Apparently, Schnorr himself still claimed, after being asked by mail about the paper, that the latest version breaks RSA - and so does its abstract; with respect to this claim and given the lack of solved RSA challenge, I stand by my initial statement that it should be regarded as essentially unsubstantiated.

<added March 5, 2pm CET> Forgot to mention, this Twitter thread points to what seems to be a fatal mistake in Schnorr's paper.

[deepzero]

> Like all the ridiculous papers claiming P=NP.  Nobody wants to read through garbage.  Post your polynomial time SAT solver or go back to school. 

lol

Very odd story, guy is a very respected cryptographer and has been working on this since at least before 2014, for that the mistakes mentioned on stack overflow are really basic.
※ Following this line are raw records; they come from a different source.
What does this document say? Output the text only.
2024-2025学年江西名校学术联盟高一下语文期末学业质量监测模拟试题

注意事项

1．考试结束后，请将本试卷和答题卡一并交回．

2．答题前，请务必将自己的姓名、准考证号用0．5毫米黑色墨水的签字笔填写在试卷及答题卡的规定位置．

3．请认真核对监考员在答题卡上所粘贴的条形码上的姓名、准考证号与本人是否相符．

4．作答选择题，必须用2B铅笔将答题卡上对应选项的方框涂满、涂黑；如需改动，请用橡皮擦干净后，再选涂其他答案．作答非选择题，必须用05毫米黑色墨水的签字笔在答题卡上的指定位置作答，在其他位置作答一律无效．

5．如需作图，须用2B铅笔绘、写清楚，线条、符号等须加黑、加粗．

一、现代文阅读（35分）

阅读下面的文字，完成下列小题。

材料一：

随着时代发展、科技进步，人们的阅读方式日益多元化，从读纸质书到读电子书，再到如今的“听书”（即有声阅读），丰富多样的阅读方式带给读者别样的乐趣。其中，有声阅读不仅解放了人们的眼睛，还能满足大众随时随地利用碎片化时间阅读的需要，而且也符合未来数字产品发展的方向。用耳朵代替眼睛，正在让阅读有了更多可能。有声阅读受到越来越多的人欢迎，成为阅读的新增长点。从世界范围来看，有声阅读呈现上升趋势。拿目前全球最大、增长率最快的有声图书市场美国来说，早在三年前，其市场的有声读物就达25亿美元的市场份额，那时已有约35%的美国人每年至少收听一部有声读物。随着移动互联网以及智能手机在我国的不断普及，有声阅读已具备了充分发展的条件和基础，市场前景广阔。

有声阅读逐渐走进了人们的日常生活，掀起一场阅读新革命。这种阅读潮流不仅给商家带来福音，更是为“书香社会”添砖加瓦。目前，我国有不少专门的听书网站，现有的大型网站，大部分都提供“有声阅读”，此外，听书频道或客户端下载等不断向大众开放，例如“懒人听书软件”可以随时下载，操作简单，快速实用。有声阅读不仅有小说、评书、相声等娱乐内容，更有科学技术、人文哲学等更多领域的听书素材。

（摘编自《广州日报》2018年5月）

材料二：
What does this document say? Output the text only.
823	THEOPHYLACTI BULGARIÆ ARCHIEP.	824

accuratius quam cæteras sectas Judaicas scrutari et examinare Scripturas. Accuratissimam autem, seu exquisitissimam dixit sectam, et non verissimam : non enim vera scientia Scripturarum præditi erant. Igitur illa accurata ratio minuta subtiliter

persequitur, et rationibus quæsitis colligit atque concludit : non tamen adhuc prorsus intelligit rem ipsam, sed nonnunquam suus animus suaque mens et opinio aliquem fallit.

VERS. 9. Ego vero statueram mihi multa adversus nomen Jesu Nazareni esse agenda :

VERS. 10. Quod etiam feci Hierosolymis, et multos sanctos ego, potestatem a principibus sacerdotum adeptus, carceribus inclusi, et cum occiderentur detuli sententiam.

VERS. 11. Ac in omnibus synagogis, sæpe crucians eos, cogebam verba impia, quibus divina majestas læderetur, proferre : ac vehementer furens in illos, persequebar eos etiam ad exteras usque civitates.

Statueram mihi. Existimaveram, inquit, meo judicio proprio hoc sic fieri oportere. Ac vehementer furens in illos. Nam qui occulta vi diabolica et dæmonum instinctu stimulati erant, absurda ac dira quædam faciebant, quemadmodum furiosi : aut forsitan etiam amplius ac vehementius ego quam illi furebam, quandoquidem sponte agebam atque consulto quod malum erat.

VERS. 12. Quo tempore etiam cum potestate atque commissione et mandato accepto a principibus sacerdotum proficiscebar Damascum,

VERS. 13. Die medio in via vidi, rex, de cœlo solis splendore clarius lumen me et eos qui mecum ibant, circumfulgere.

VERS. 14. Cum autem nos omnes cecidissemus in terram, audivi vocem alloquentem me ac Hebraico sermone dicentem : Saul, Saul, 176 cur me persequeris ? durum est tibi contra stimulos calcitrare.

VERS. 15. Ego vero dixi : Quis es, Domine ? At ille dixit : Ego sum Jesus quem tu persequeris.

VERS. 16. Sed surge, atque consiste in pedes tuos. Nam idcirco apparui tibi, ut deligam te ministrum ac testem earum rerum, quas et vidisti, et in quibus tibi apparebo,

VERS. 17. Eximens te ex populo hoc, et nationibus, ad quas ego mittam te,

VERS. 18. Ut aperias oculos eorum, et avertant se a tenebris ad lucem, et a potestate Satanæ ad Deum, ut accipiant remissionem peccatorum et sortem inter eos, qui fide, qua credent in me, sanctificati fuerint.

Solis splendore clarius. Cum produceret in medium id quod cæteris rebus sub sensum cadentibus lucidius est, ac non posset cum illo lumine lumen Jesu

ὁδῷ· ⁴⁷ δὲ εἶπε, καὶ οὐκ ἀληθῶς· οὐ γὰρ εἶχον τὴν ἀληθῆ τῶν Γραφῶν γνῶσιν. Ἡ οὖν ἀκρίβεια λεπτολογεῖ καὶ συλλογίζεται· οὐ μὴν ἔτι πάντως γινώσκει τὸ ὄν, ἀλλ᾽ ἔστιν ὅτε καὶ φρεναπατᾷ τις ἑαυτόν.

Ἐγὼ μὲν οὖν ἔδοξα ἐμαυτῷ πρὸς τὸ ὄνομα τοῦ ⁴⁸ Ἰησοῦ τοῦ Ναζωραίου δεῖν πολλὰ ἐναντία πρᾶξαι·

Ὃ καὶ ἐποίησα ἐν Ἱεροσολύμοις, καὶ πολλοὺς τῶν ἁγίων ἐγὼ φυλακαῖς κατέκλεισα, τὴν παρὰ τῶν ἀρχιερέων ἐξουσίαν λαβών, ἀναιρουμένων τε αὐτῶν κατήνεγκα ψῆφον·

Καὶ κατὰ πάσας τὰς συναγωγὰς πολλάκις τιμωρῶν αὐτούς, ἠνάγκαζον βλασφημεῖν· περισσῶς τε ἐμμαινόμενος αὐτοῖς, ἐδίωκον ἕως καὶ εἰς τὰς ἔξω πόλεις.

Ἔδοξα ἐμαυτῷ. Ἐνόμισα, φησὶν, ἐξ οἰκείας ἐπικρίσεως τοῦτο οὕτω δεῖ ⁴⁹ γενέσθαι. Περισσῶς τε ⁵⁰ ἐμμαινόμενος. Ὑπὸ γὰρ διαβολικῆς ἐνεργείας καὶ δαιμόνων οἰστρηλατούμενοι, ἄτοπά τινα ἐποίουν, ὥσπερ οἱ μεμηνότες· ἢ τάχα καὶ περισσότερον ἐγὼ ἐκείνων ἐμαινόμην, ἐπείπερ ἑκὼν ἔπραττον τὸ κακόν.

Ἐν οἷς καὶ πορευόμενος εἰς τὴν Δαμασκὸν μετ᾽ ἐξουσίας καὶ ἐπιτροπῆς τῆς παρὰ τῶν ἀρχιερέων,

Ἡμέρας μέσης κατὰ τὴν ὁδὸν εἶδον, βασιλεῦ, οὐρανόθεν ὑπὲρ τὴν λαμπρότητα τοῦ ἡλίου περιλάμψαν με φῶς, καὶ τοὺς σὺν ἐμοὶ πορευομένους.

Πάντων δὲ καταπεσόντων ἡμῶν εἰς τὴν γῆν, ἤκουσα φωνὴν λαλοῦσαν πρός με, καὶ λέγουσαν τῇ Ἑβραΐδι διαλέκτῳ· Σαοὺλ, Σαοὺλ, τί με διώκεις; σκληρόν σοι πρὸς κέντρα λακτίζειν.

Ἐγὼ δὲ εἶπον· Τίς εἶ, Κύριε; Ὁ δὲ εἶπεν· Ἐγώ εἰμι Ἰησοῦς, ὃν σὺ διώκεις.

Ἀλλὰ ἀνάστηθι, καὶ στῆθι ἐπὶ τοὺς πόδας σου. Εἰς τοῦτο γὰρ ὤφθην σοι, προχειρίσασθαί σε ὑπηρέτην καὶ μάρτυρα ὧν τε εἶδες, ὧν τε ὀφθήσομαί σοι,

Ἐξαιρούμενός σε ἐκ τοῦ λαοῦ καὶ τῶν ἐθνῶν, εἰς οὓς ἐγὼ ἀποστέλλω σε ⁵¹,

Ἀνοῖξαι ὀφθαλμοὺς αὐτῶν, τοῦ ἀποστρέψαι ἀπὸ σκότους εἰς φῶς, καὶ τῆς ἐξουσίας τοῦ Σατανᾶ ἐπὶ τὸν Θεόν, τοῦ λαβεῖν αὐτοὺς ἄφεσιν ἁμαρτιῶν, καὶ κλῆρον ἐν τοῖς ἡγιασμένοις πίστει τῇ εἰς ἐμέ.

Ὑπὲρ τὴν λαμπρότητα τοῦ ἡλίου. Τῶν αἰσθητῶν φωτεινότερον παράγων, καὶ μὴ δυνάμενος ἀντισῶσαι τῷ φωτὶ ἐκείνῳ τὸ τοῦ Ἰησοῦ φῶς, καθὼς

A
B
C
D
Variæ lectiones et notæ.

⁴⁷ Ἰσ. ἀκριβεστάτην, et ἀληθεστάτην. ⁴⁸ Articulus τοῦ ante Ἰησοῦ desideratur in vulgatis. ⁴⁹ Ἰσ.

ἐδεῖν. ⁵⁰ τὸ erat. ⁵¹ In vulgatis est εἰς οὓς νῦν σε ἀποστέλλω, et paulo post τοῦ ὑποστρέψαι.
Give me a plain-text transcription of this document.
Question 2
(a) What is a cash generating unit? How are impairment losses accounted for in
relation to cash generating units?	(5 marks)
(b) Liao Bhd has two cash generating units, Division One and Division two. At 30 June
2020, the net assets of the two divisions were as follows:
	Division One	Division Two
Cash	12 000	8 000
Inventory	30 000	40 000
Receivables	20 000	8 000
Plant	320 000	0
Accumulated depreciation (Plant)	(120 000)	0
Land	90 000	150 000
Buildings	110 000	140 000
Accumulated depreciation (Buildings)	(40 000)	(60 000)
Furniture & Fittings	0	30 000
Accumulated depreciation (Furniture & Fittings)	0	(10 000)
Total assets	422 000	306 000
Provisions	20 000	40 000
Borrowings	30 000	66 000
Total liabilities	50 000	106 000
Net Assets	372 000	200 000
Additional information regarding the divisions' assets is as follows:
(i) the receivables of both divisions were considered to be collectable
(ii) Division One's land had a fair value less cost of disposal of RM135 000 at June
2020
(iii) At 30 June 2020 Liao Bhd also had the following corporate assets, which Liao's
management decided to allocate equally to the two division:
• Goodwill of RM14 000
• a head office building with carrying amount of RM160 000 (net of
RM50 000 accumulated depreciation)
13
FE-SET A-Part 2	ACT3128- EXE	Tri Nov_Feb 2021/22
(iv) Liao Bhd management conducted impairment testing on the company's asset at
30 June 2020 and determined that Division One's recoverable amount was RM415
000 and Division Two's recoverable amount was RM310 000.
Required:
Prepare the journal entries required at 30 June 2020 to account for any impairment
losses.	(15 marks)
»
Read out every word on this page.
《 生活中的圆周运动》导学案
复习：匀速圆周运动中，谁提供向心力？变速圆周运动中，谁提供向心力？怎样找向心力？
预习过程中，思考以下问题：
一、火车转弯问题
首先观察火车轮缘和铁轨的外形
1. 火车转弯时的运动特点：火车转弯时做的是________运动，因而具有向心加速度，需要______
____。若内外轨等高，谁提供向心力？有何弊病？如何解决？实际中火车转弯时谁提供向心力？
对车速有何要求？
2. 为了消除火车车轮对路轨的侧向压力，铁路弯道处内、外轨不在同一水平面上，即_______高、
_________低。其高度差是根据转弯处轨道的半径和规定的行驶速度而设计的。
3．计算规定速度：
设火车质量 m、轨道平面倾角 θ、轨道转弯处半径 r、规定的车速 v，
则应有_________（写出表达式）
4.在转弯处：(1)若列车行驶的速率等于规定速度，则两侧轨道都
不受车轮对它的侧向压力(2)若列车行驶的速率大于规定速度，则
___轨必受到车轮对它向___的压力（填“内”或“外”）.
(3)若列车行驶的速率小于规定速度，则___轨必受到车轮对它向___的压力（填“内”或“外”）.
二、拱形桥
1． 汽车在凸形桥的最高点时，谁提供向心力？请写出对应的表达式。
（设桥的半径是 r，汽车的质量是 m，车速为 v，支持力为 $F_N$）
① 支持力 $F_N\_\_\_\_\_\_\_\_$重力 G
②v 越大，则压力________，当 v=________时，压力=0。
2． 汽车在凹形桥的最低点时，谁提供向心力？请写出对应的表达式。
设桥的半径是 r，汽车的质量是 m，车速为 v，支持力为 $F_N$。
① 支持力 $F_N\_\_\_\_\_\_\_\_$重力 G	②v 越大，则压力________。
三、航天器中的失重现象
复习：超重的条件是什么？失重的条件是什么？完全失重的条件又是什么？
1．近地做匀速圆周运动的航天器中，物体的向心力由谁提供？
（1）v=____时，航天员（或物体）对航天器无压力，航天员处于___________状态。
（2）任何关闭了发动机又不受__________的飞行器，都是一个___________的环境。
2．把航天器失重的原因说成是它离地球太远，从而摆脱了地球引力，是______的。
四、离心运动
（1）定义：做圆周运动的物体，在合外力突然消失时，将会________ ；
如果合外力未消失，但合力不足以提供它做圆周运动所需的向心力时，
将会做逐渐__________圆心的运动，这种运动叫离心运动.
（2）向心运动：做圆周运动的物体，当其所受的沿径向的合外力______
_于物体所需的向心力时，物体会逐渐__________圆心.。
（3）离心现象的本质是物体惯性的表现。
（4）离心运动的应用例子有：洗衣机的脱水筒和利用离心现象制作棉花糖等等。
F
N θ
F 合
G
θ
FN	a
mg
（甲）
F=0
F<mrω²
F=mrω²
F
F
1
I am guessing one doesnt put "this breaks rsa" easily into ones abstract. I wonder if it really was just a cheap call for attention.

[Progman]

So am I right though that if you are intelligent enough to solve prime factoring or P=NP...

Then you are probably intelligent enough to not publish it until you have properly milked the solution for $$$$$$$$...

Essentially these problems are at least initially unpublishable.

That being said if you started breaking RSA for payment or mining every bit coin, all hell would break loose.  You would also be intelligent to use a VPN or just about every intelligence agency, at least ones with resources would attempt to hack or show up at your physical location to retrieve the solve.  Then they may even leak it to one of their own academics if publication looks to be inevitable.

Another reasonable approach would be to quietly mine bitcoins so you deliberately mine only a small % of the time to remain undetected.  Then after making enough profit you seek out connects in an agency willing to protect the solve with big security resources, and make a deal to share some of the future profit.

 

So I'm always extremely skeptical of these types of claims.  It is hard to be so smart and so stupid at the same time.  Yet who knows maybe what I said already could have happened and the tail end where publication is inevitable is reached.  But I feel we would see strong indicators or hear plenty of rumors well in advance if that were so.